Mais sa pensée sociale s’exprime davantage dans le domaine des grands travaux industriels qui doivent permettre d’améliorer le territoire. Dans son ouvrage, Le système industriel (1820-1822), il imagine une élite qui organise, réalise des grands travaux et éduque par l’exemple l’ensemble de la société. En effet, les entrepreneurs ne devraient pas hésiter à investir, puisqu’ils en seraient les bénéficiaires. Ces travaux résorberaient le chômage et leurs bienfaits se diffuseraient du haut en bas de la société. Il ne faut donc pas se contenter de poser la question de la répartition des richesses, il faut apporter une réponse au sort des plus pauvres en développant les forces productives.
Pour ce faire, il faut produire davantage pour satisfaire les besoins matériels des différents membres de la société. La société repose bien sur la compétence de chacun, donc sur l’éducation et non sur la naissance. L’éducation est érigée en élément de cohésion sociale permettant à chacun de trouver sa place au sein de la collectivité.
Une doctrine largement diffusée
La diffusion du saint-simonisme après 1825 est l’un des phénomènes intellectuels les plus marquants de la première moitié du XIXe siècle, aussi bien en France qu’en Europe. A la mort de Saint-Simon, sa pensée ne touche encore qu’un cercle restreint de penseurs. Ce sont donc ses disciples qui diffusent sa pensée et la font connaître. En effet, si certains voient en lui un nouveau Messie, fondateur d’une nouvelle religion, Marx déclare, de son côté, avoir été imprégné de la pensée de Saint-Simon dès son enfance.
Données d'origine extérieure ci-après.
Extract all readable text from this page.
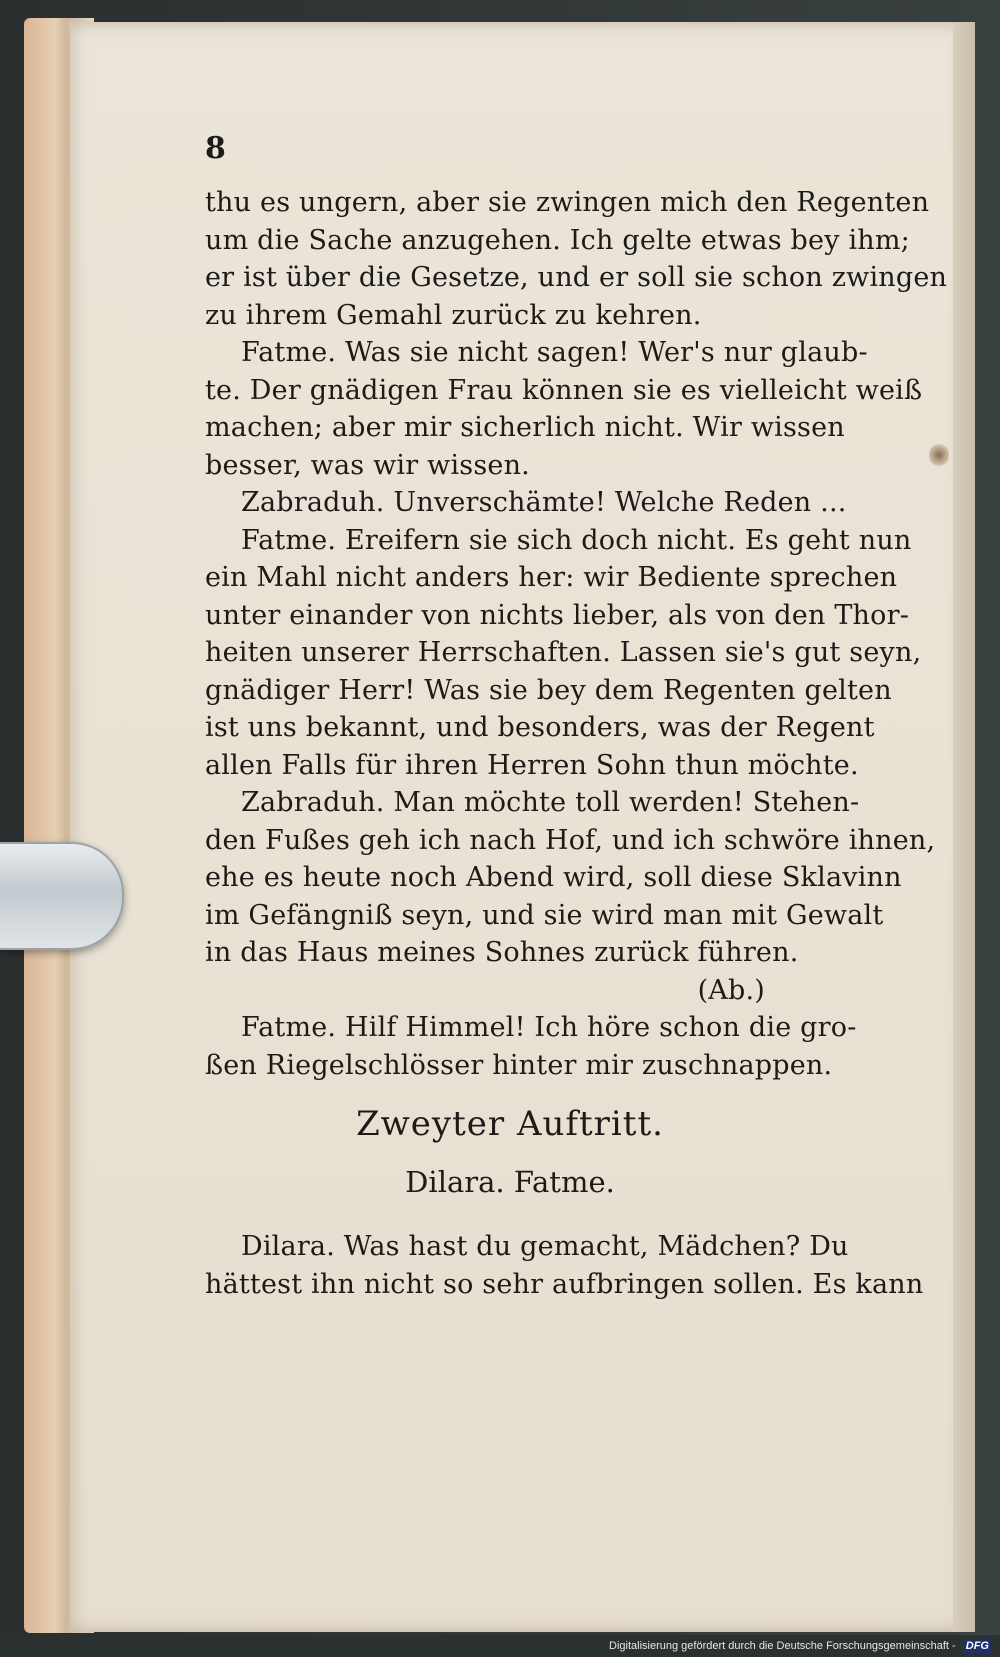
8
thu es ungern, aber sie zwingen mich den Regenten
um die Sache anzugehen. Ich gelte etwas bey ihm;
er ist über die Gesetze, und er soll sie schon zwingen
zu ihrem Gemahl zurück zu kehren.
Fatme. Was sie nicht sagen! Wer's nur glaub-
te. Der gnädigen Frau können sie es vielleicht weiß
machen; aber mir sicherlich nicht. Wir wissen
besser, was wir wissen.
Zabraduh. Unverschämte! Welche Reden ...
Fatme. Ereifern sie sich doch nicht. Es geht nun
ein Mahl nicht anders her: wir Bediente sprechen
unter einander von nichts lieber, als von den Thor-
heiten unserer Herrschaften. Lassen sie's gut seyn,
gnädiger Herr! Was sie bey dem Regenten gelten
ist uns bekannt, und besonders, was der Regent
allen Falls für ihren Herren Sohn thun möchte.
Zabraduh. Man möchte toll werden! Stehen-
den Fußes geh ich nach Hof, und ich schwöre ihnen,
ehe es heute noch Abend wird, soll diese Sklavinn
im Gefängniß seyn, und sie wird man mit Gewalt
in das Haus meines Sohnes zurück führen.
(Ab.)
Fatme. Hilf Himmel! Ich höre schon die gro-
ßen Riegelschlösser hinter mir zuschnappen.
Zweyter Auftritt.
Dilara. Fatme.
Dilara. Was hast du gemacht, Mädchen? Du
hättest ihn nicht so sehr aufbringen sollen. Es kann
Digitalisierung gefördert durch die Deutsche Forschungsgemeinschaft - DFG
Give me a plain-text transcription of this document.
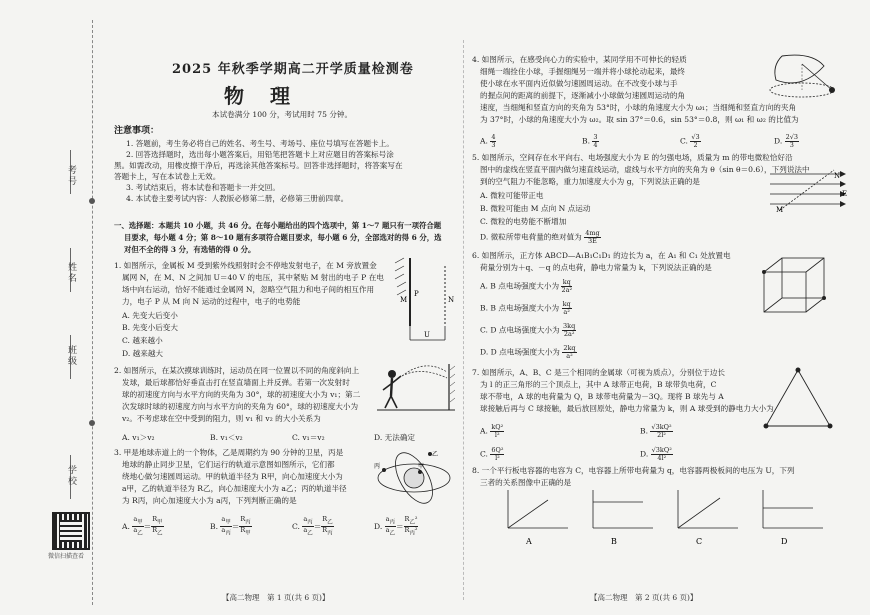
考号
姓名
班级
学校
微信扫描查看
2025 年秋季学期高二开学质量检测卷
物理
本试卷满分 100 分，考试用时 75 分钟。
注意事项：
1. 答题前，考生务必将自己的姓名、考生号、考场号、座位号填写在答题卡上。
2. 回答选择题时，选出每小题答案后，用铅笔把答题卡上对应题目的答案标号涂
黑。如需改动，用橡皮擦干净后，再选涂其他答案标号。回答非选择题时，将答案写在
答题卡上，写在本试卷上无效。
3. 考试结束后，将本试卷和答题卡一并交回。
4. 本试卷主要考试内容：人教版必修第二册，必修第三册前四章。
一、选择题：本题共 10 小题，共 46 分。在每小题给出的四个选项中，第 1～7 题只有一项符合题
目要求，每小题 4 分；第 8～10 题有多项符合题目要求，每小题 6 分，全部选对的得 6 分，选
对但不全的得 3 分，有选错的得 0 分。
1. 如图所示，金属板 M 受到紫外线照射时会不停地发射电子，在 M 旁放置金
属网 N，在 M、N 之间加 U＝40 V 的电压，其中紧贴 M 射出的电子 P 在电
场中向右运动，恰好不能通过金属网 N，忽略空气阻力和电子间的相互作用
力，电子 P 从 M 向 N 运动的过程中，电子的电势能
A. 先变大后变小
B. 先变小后变大
C. 越来越小
D. 越来越大
U
M	N
P
2. 如图所示，在某次摸球训练时，运动员在同一位置以不同的角度斜向上
发球，最后球都恰好垂直击打在竖直墙面上并反弹。若第一次发射时
球的初速度方向与水平方向的夹角为 30°，球的初速度大小为 v₁；第二
次发球时球的初速度方向与水平方向的夹角为 60°，球的初速度大小为
v₂。不考虑球在空中受到的阻力，则 v₁ 和 v₂ 的大小关系为
A. v₁＞v₂	B. v₁＜v₂	C. v₁＝v₂	D. 无法确定
3. 甲是地球赤道上的一个物体，乙是周期约为 90 分钟的卫星，丙是
地球的静止同步卫星，它们运行的轨道示意图如图所示，它们都
绕地心做匀速圆周运动。甲的轨道半径为 R甲，向心加速度大小为
a甲，乙的轨道半径为 R乙，向心加速度大小为 a乙；丙的轨道半径
为 R丙，向心加速度大小为 a丙，下列判断正确的是
A. $\frac{a_甲}{a_乙} = \frac{R_甲}{R_乙}$	B. $\frac{a_甲}{a_丙} = \frac{R_丙}{R_甲}$	C. $\frac{a_丙}{a_乙} = \frac{R_乙}{R_丙}$	D. $\frac{a_丙}{a_乙} = \frac{R_乙^2}{R_丙^2}$
甲
乙
丙
【高二物理　第 1 页(共 6 页)】
4. 如图所示，在感受向心力的实验中，某同学用不可伸长的轻质
细绳一端拴住小球，手握细绳另一端并将小球抡动起来，最终
使小球在水平面内近似做匀速圆周运动。在不改变小球与手
的握点间的距离的前提下，逐渐减小小球做匀速圆周运动的角
速度，当细绳和竖直方向的夹角为 53°时，小球的角速度大小为 ω₁；当细绳和竖直方向的夹角
为 37°时，小球的角速度大小为 ω₂。取 sin 37°＝0.6，sin 53°＝0.8，则 ω₁ 和 ω₂ 的比值为
A. $\frac{4}{3}$	B. $\frac{3}{4}$	C. $\frac{√3}{2}$	D. $\frac{2√3}{3}$
5. 如图所示，空间存在水平向右、电场强度大小为 E 的匀强电场，质量为 m 的带电微粒恰好沿
图中的虚线在竖直平面内做匀速直线运动，虚线与水平方向的夹角为 θ（sin θ＝0.6），下列说法中
到的空气阻力不能忽略，重力加速度大小为 g，下列说法正确的是
A. 微粒可能带正电
B. 微粒可能由 M 点向 N 点运动
C. 微粒的电势能不断增加
D. 微粒所带电荷量的绝对值为 $\frac{4mg}{3E}$
M
N
E
6. 如图所示，正方体 ABCD—A₁B₁C₁D₁ 的边长为 a，在 A₁ 和 C₁ 处放置电
荷量分别为＋q、－q 的点电荷，静电力常量为 k，下列说法正确的是
A. B 点电场强度大小为 $\frac{kq}{\text{2a²}}$
B. B 点电场强度大小为 $\frac{kq}{\text{a²}}$
C. D 点电场强度大小为 $\frac{3kq}{\text{2a²}}$
D. D 点电场强度大小为 $\frac{2kq}{\text{a²}}$
7. 如图所示，A、B、C 是三个相同的金属球（可视为质点），分别位于边长
为 l 的正三角形的三个顶点上，其中 A 球带正电荷，B 球带负电荷，C
球不带电，A 球的电荷量为 Q，B 球带电荷量为－3Q。现将 B 球先与 A
球接触后再与 C 球接触，最后放回原处，静电力常量为 k，则 A 球受到的静电力大小为
A. $\frac{\text{kQ²}}{\text{l²}}$	B. $\frac{\text{√3kQ²}}{\text{2l²}}$
C. $\frac{\text{6Q²}}{\text{l²}}$	D. $\frac{\text{√3kQ²}}{\text{4l²}}$
8. 一个平行板电容器的电容为 C，电容器上所带电荷量为 q，电容器两极板间的电压为 U，下列
三者的关系图像中正确的是
A	B	C	D
【高二物理　第 2 页(共 6 页)】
Pour sa part, Pierre Leroux, un de ceux qu’il a fortement marqués, déclare que Saint-Simon a été le prophète du socialisme. Le saint-simonisme est donc une pensée qui embrasse large ! Cette pensée novatrice a également joué un rôle indiscutable dans le mouvement politique des Trois Glorieuses de 1830 en favorisant l’avènement d’une nouvelle génération en rupture avec le passé. Sur le plan économique, les nouvelles recrues se font parmi l’élite nationale, en particulier les polytechniciens. Parmi elles, il y a Prosper Enfantin, Michel Chevalier, Bazard, les frères Talabot, des esprits d’envergure qui prônent le développement de la production en construisant des lignes de chemins de fer, plus tard des grands canaux, afin de faciliter les échanges, l’accessibilité facilitée du crédit afin d’encourager la consommation.
Cette démarche, qui associe progrès technique et progrès social pour une meilleure entente entre les peuples, va séduire de nombreux dirigeants au cours du XIXe siècle. La France de Napoléon III est marquée par le saint-simonisme.
Saint-Simon est le dernier des encyclopédistes. C’est un homme de transition, dont la diffusion de la pensée tient moins à l’originalité des idées qu’à la personnalité chaleureuse et visionnaire de leur auteur. Libéral social ou présocialiste, le saint-simonsime échappe à son fondateur pour devenir avec les successeurs soit un socialisme utopique, porteur d’observations pertinentes sur la société industrielle et ses problèmes soit une politique économique cherchant à engendrer le bien être collectif.